After applying a variance-reduction technique (AIVAT) Pluribus won an average of 48 mbb/game (with a standard error of 25 mbb/game). This is considered a very high win rate in six-player no-limit Texas hold’em poker, especially against a collection of elite professionals, and implies that Pluribus is stronger than the human opponents. A top pro would expect to win 50 mbb/game against average players (a game is a full lap of the button so that every posts big and small blinds).

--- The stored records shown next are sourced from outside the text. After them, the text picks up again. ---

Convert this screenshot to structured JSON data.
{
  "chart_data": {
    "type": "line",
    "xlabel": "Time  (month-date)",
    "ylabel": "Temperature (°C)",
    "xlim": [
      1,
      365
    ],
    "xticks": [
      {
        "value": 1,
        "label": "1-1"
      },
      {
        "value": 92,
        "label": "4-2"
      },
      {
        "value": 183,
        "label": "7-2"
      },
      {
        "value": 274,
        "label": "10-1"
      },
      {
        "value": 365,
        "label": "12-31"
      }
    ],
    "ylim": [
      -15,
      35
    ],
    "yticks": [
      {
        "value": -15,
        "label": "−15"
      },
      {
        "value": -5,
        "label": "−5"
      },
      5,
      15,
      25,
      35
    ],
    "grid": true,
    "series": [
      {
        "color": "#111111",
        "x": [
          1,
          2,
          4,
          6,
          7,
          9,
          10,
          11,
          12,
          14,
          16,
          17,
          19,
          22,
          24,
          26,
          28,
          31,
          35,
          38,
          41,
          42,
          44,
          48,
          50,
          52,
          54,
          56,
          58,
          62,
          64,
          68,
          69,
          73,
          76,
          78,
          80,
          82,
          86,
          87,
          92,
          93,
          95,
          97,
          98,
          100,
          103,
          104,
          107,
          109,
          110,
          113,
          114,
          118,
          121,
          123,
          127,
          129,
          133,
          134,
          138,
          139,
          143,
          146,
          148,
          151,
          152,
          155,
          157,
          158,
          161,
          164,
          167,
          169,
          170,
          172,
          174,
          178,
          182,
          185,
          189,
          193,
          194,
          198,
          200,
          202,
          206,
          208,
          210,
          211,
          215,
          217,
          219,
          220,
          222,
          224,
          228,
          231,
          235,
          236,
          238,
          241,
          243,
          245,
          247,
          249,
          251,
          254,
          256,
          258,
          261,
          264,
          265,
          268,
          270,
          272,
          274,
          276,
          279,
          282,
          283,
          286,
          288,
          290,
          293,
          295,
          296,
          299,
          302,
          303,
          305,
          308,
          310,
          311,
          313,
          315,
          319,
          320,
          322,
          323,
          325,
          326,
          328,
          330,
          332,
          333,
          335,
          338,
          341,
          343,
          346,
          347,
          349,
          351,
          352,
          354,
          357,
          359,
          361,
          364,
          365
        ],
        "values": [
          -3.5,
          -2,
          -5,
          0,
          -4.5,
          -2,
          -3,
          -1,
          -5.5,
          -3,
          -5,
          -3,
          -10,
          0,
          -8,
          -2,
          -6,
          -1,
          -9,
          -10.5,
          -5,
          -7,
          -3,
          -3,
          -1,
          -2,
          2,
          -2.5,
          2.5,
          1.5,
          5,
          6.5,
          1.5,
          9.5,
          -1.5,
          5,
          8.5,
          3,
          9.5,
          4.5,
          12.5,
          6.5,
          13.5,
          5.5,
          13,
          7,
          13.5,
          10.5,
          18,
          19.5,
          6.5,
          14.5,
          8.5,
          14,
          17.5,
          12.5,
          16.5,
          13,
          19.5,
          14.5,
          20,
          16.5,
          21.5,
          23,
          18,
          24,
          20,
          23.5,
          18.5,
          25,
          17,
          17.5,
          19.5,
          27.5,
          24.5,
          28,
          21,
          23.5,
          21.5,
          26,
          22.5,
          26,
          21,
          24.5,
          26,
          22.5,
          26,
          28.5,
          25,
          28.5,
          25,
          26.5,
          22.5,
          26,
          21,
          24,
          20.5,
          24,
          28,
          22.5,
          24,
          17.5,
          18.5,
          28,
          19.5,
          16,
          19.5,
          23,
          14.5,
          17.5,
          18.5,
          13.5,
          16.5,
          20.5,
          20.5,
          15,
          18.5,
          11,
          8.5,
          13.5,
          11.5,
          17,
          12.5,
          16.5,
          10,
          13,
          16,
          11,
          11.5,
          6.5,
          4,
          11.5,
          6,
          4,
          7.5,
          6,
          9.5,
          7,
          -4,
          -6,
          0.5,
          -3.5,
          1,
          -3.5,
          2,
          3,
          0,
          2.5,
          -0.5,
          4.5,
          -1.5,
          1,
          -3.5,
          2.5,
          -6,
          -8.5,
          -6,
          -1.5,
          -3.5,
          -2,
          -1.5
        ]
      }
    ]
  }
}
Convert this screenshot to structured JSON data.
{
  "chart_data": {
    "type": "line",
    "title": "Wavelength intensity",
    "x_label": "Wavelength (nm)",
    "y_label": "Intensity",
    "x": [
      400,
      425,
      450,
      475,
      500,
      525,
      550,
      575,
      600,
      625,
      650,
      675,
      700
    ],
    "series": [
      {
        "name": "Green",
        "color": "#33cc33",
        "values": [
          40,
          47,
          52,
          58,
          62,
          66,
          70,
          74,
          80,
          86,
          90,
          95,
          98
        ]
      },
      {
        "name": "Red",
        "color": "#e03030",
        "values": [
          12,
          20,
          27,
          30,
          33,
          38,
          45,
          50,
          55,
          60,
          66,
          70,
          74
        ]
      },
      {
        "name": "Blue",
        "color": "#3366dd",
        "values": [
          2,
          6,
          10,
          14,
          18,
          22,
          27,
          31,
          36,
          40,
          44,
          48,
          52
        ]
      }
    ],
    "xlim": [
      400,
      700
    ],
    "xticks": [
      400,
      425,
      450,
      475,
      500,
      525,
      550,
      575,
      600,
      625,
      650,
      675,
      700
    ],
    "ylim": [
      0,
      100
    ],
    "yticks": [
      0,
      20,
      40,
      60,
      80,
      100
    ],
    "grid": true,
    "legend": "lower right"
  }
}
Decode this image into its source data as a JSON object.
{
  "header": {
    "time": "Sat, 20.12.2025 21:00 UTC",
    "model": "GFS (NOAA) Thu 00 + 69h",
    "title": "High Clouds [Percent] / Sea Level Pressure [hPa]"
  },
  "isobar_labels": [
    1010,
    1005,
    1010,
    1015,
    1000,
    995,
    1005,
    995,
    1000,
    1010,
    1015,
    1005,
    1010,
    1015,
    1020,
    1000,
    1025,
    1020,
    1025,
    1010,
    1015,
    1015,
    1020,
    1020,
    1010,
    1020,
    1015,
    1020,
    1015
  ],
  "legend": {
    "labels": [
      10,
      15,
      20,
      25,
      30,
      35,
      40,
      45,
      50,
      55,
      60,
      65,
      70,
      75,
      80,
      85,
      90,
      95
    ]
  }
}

The human participants in the 1H+5AI experiment were Chris “Jesus” Ferguson and Darren Elias. Each of the two humans separately played 5,000 hands of poker against five copies of Pluribus. Pluribus does not adapt its strategy to its opponents and does not know the identity of its opponents, so the copies of Pluribus could not intentionally collude against the human player. To incentivize strong play, we offered each human $2,000 for participation and an additional $2,000 if he performed better against the AI than the other human player did. The players did not know who the other participant was and were not told how the other human was performing during the experiment. For the 10,000 hands played, Pluribus beat the humans by an average of 32 mbb/game (with a standard error of 15 mbb/game).

Poker Lessons
Because Pluribus’s strategy was determined entirely from self-play without any human data, it also provides an outside perspective on what optimal play should look like in multiplayer no-limit Texas hold’em. Pluribus confirms the conventional human wisdom that limping (calling the “big blind” rather than folding or raising) is suboptimal for any player except the “small blind” player who already has half the big blind in the pot by the rules, and thus has to invest only half as much as the other players to call. While Pluribus initially experimented with limping when computing its blueprint strategy offline through self play, it gradually discarded this action from its strategy as self play continued. However, Pluribus disagrees with the folk wisdom that “donk betting” (starting a round by betting when one ended the previous betting round with a call) is a mistake; Pluribus does this far more often than professional humans do.

AI Conclusions
Forms of self play combined with forms of search has led to a number of high-profile successes in perfect-information two-player zero-sum games. However, most real-world strategic interactions involve hidden information and more than two players. This makes the problem very different and significantly more difficult both theoretically and practically. Developing a superhuman AI for multiplayer poker was a widely-recognized milestone in this area and the major remaining milestone in computer poker. In this paper we described Pluribus, an AI capable of defeating elite human professionals in six-player no-limit Texas hold’em poker, the most commonly played poker format in the world. Pluribus’s success shows that despite the lack of known strong theoretical guarantees on performance in multiplayer games, there are large-scale, complex multiplayer imperfect-information settings in which a carefully constructed self-play-with-search algorithm can produce superhuman strategies.